La solution concilie ainsi l’orthodoxie procédurale et la finalité patrimoniale de l’article 815-13. Elle renvoie à la liquidation l’évaluation in concreto des dépenses nécessaires ou amélioratives, tout en sécurisant l’assiette des créances d’impenses. La réflexion doctrinale y verra un équilibre prudent, qui limite la tentation de judiciariser ex ante la période d’imputation et préserve la plasticité liquidative voulue par le texte.
II. L’indemnité d’occupation en indivision après confiscation: nature, conditions et point de départ
A. Une indemnité objective, indépendante du préjudice allégué
Sur l’indemnité d’occupation, la cour s’appuie sur l’économie de l’article 815-9. Elle rappelle l’énoncé bien connu: « L’indivisaire qui use ou jouit privativement de la chose indivise est, sauf convention contraire, redevable d’une indemnité ». La privation corrélative des droits d’usage de l’autre coïndivisaire fonde l’indemnité, qui compense la jouissance exclusive.
La motivation écarte tout débat probatoire inutile sur l’existence d’un préjudice ou l’intention de louer. La cour l’affirme nettement: « le 2e alinéa susvisé de l’article 815-9 du code civil ne subordonne aucunement l’exigibilité d’une indemnité à un quelconque préjudice, ni à la possibilité ou non de louer le bien indivis ». L’argument tiré de l’absence de projet locatif de l’appelant est donc indifférent. L’indemnité revêt un caractère objectif, attaché à la jouissance privative, sauf stipulation contraire, laquelle n’est pas alléguée.
Cette orientation s’inscrit dans une ligne jurisprudentielle constante. Elle évite une incertitude source de contentieux, et favorise une liquidation lisible.
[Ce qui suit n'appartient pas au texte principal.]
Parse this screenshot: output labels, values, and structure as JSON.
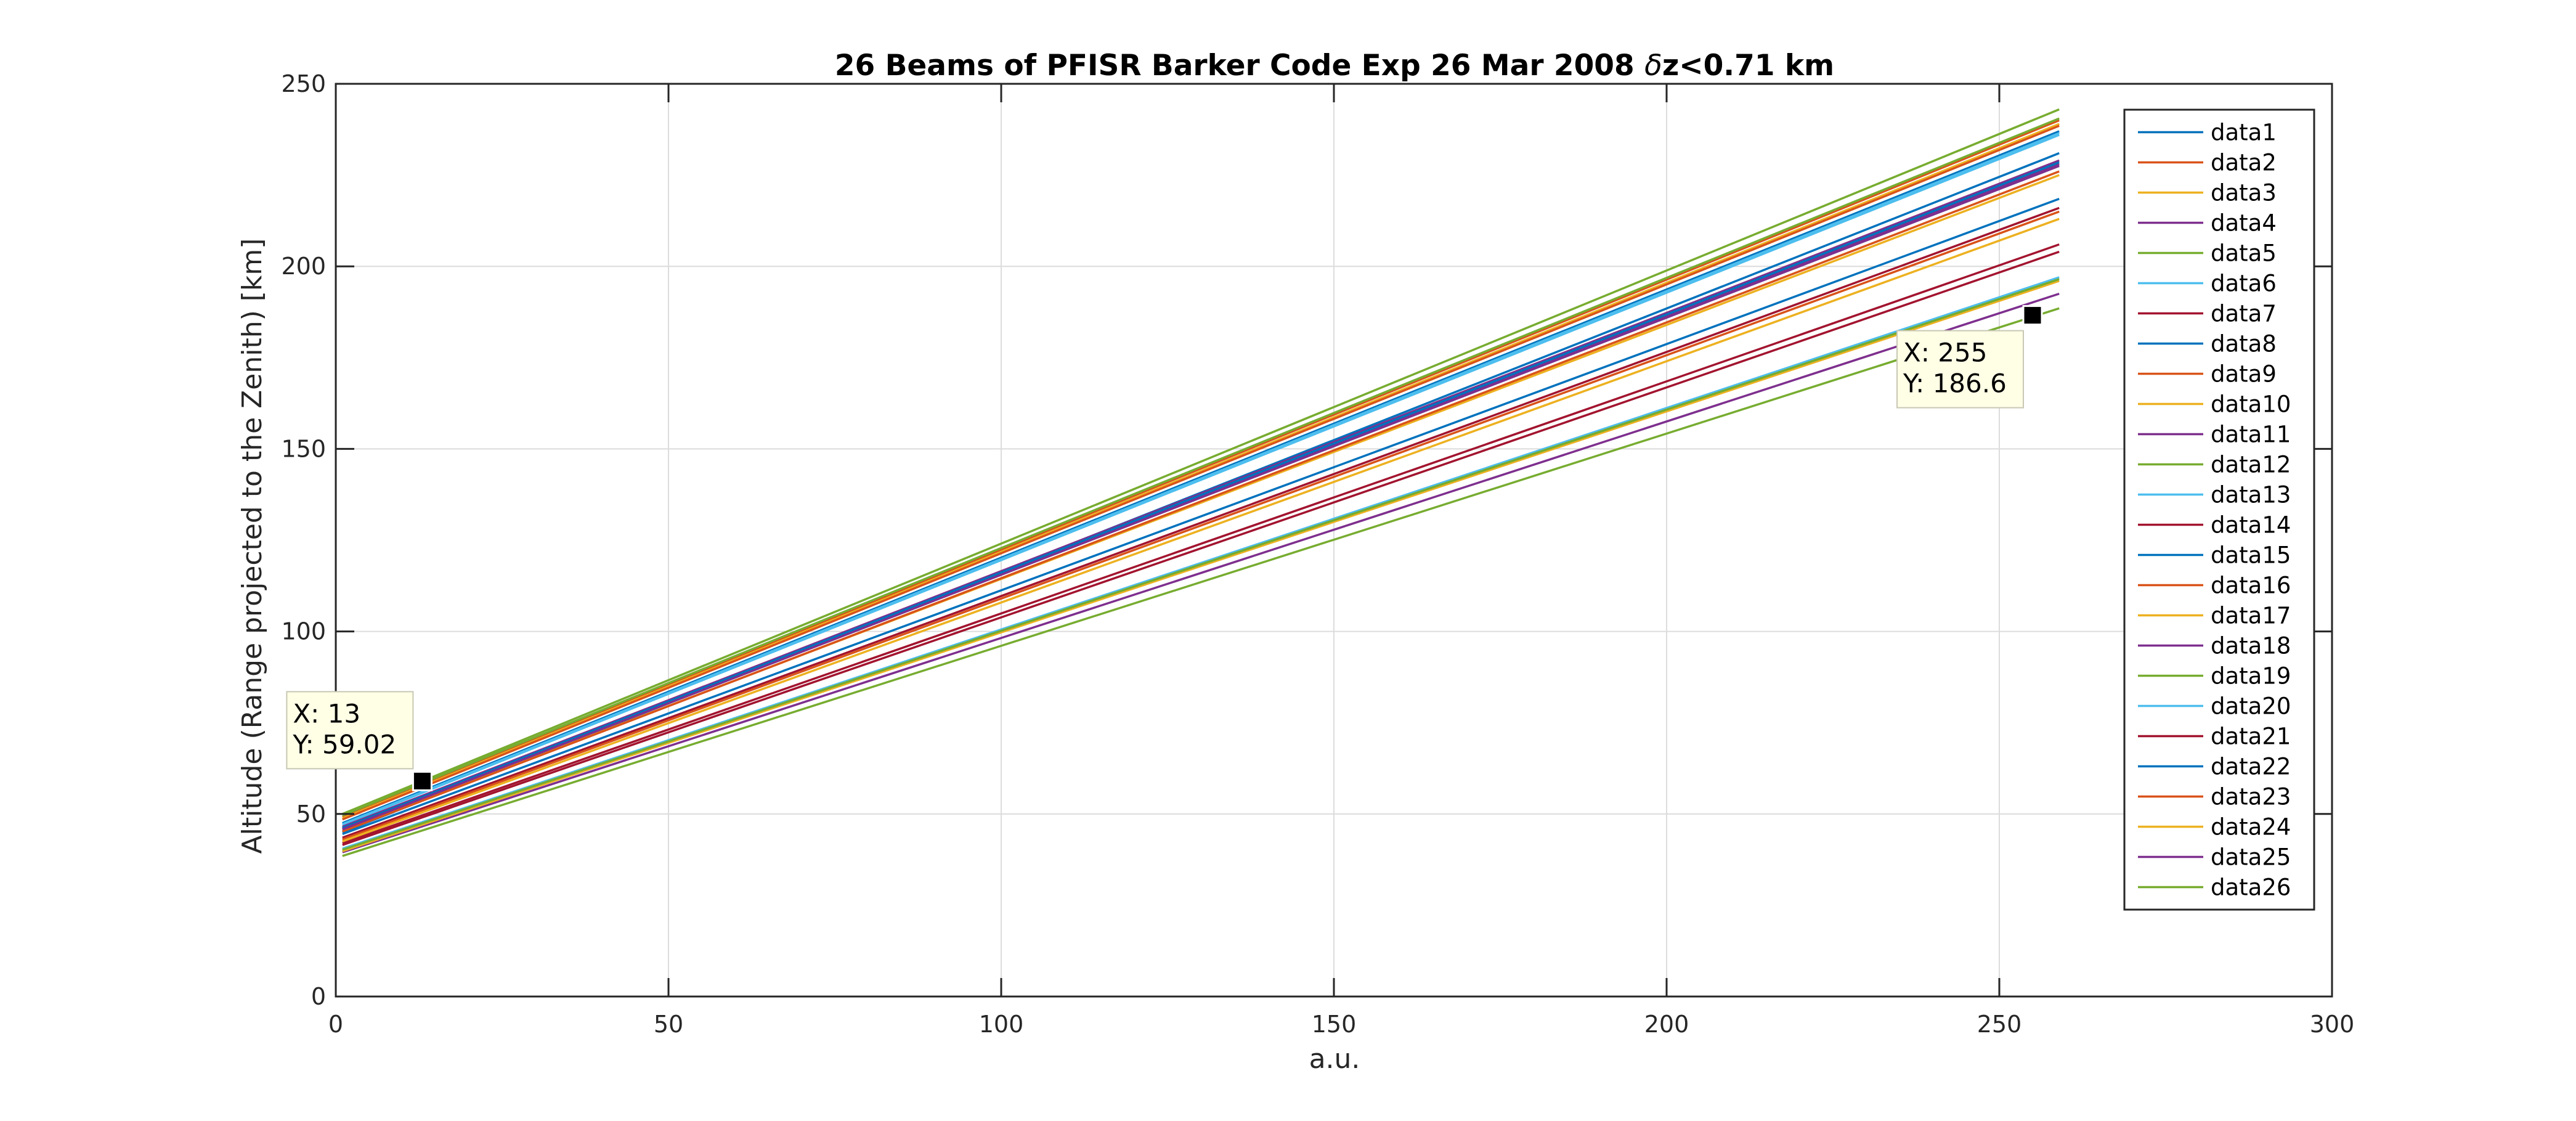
{
  "chart_data": {
    "type": "line",
    "title_main": "26 Beams of PFISR Barker Code Exp 26 Mar 2008 ",
    "title_delta": "δ",
    "title_tail": "z<0.71 km",
    "xlabel": "a.u.",
    "ylabel": "Altitude (Range projected to the Zenith) [km]",
    "xlim": [
      0,
      300
    ],
    "ylim": [
      0,
      250
    ],
    "xticks": [
      0,
      50,
      100,
      150,
      200,
      250,
      300
    ],
    "yticks": [
      0,
      50,
      100,
      150,
      200,
      250
    ],
    "grid": true,
    "legend_position": "top-right",
    "series": [
      {
        "name": "data1",
        "color": "#0072BD",
        "x": [
          1,
          259
        ],
        "y": [
          47.5,
          237.0
        ]
      },
      {
        "name": "data2",
        "color": "#D95319",
        "x": [
          1,
          259
        ],
        "y": [
          49.2,
          240.0
        ]
      },
      {
        "name": "data3",
        "color": "#EDB120",
        "x": [
          1,
          259
        ],
        "y": [
          48.8,
          239.0
        ]
      },
      {
        "name": "data4",
        "color": "#7E2F8E",
        "x": [
          1,
          259
        ],
        "y": [
          46.0,
          228.0
        ]
      },
      {
        "name": "data5",
        "color": "#77AC30",
        "x": [
          1,
          259
        ],
        "y": [
          49.6,
          240.5
        ]
      },
      {
        "name": "data6",
        "color": "#4DBEEE",
        "x": [
          1,
          259
        ],
        "y": [
          47.0,
          236.0
        ]
      },
      {
        "name": "data7",
        "color": "#A2142F",
        "x": [
          1,
          259
        ],
        "y": [
          43.5,
          216.0
        ]
      },
      {
        "name": "data8",
        "color": "#0072BD",
        "x": [
          1,
          259
        ],
        "y": [
          45.0,
          231.0
        ]
      },
      {
        "name": "data9",
        "color": "#D95319",
        "x": [
          1,
          259
        ],
        "y": [
          48.5,
          238.5
        ]
      },
      {
        "name": "data10",
        "color": "#EDB120",
        "x": [
          1,
          259
        ],
        "y": [
          45.5,
          225.0
        ]
      },
      {
        "name": "data11",
        "color": "#7E2F8E",
        "x": [
          1,
          259
        ],
        "y": [
          46.5,
          229.0
        ]
      },
      {
        "name": "data12",
        "color": "#77AC30",
        "x": [
          1,
          259
        ],
        "y": [
          50.0,
          243.0
        ]
      },
      {
        "name": "data13",
        "color": "#4DBEEE",
        "x": [
          1,
          259
        ],
        "y": [
          40.5,
          197.0
        ]
      },
      {
        "name": "data14",
        "color": "#A2142F",
        "x": [
          1,
          259
        ],
        "y": [
          42.0,
          206.0
        ]
      },
      {
        "name": "data15",
        "color": "#0072BD",
        "x": [
          1,
          259
        ],
        "y": [
          44.5,
          218.5
        ]
      },
      {
        "name": "data16",
        "color": "#D95319",
        "x": [
          1,
          259
        ],
        "y": [
          43.0,
          215.0
        ]
      },
      {
        "name": "data17",
        "color": "#EDB120",
        "x": [
          1,
          259
        ],
        "y": [
          42.5,
          213.0
        ]
      },
      {
        "name": "data18",
        "color": "#7E2F8E",
        "x": [
          1,
          259
        ],
        "y": [
          39.5,
          192.5
        ]
      },
      {
        "name": "data19",
        "color": "#77AC30",
        "x": [
          1,
          259
        ],
        "y": [
          38.5,
          188.5
        ]
      },
      {
        "name": "data20",
        "color": "#4DBEEE",
        "x": [
          1,
          259
        ],
        "y": [
          47.2,
          236.5
        ]
      },
      {
        "name": "data21",
        "color": "#A2142F",
        "x": [
          1,
          259
        ],
        "y": [
          41.5,
          204.0
        ]
      },
      {
        "name": "data22",
        "color": "#0072BD",
        "x": [
          1,
          259
        ],
        "y": [
          46.2,
          228.5
        ]
      },
      {
        "name": "data23",
        "color": "#D95319",
        "x": [
          1,
          259
        ],
        "y": [
          45.2,
          226.0
        ]
      },
      {
        "name": "data24",
        "color": "#EDB120",
        "x": [
          1,
          259
        ],
        "y": [
          39.8,
          196.0
        ]
      },
      {
        "name": "data25",
        "color": "#7E2F8E",
        "x": [
          1,
          259
        ],
        "y": [
          45.8,
          227.5
        ]
      },
      {
        "name": "data26",
        "color": "#77AC30",
        "x": [
          1,
          259
        ],
        "y": [
          40.2,
          196.5
        ]
      }
    ],
    "datatips": [
      {
        "x": 13,
        "y": 59.02,
        "x_text": "X: 13",
        "y_text": "Y: 59.02",
        "box_side": "above-left"
      },
      {
        "x": 255,
        "y": 186.6,
        "x_text": "X: 255",
        "y_text": "Y: 186.6",
        "box_side": "below-left"
      }
    ]
  }
}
Elle protège l’égalité des coïndivisaires quant aux fruits civils et à l’usage, principe directeur de l’indivision, même lorsque celle-ci résulte d’une confiscation pénale.
B. Le point de départ au jour de la substitution du coïndivisaire
La date retenue est celle où la jouissance est devenue exclusive, c’est‑à‑dire à compter de la substitution du nouveau coïndivisaire par l’effet de la confiscation devenue définitive, soit le 27 mars 2018. Cette fixation rattache l’obligation au moment où s’éteignent les droits concurrents de l’ancien indivisaire et où naissent ceux du nouvel entrant. La méthode est conforme à la logique de l’article 815-9, qui apprécie la jouissance privative dans son effectivité.
La solution confirme le jugement de première instance, la cour énonçant que « le jugement sera confirmé de ce chef ». Elle présente deux avantages. D’une part, elle prévient l’imputation d’une indemnité pendant une période de co‑occupation, incompatible avec la notion de jouissance privative. D’autre part, elle harmonise le calendrier des droits et obligations de l’indivision avec l’autorité de la décision pénale, sans faire peser rétroactivement une charge avant l’entrée du nouvel indivisaire.
La portée de l’arrêt mérite attention. En matière d’indivision post‑confiscation, la cour articule sans heurts le droit pénal patrimonial et le droit civil des biens. Elle consacre un principe de neutralité temporelle: la substitution n’efface pas l’ancienneté des impenses utiles (appréciées par le notaire), mais elle borne l’indemnité d’occupation à la période de jouissance effectivement exclusive. Cette convergence renforce la prévisibilité des opérations de liquidation et la sécurité des acteurs.
Enfin, l’économie de la décision sur les demandes accessoires préserve la sobriété du contentieux. L’absence d’allocation au titre de l’article 700 et la condamnation aux dépens suivent la logique de la solution au fond, sans excès ni rigidité. L’arrêt concilie efficacité procédurale et exactitude des principes, en privilégiant une liquidation informée par la preuve et par la hiérarchie des textes.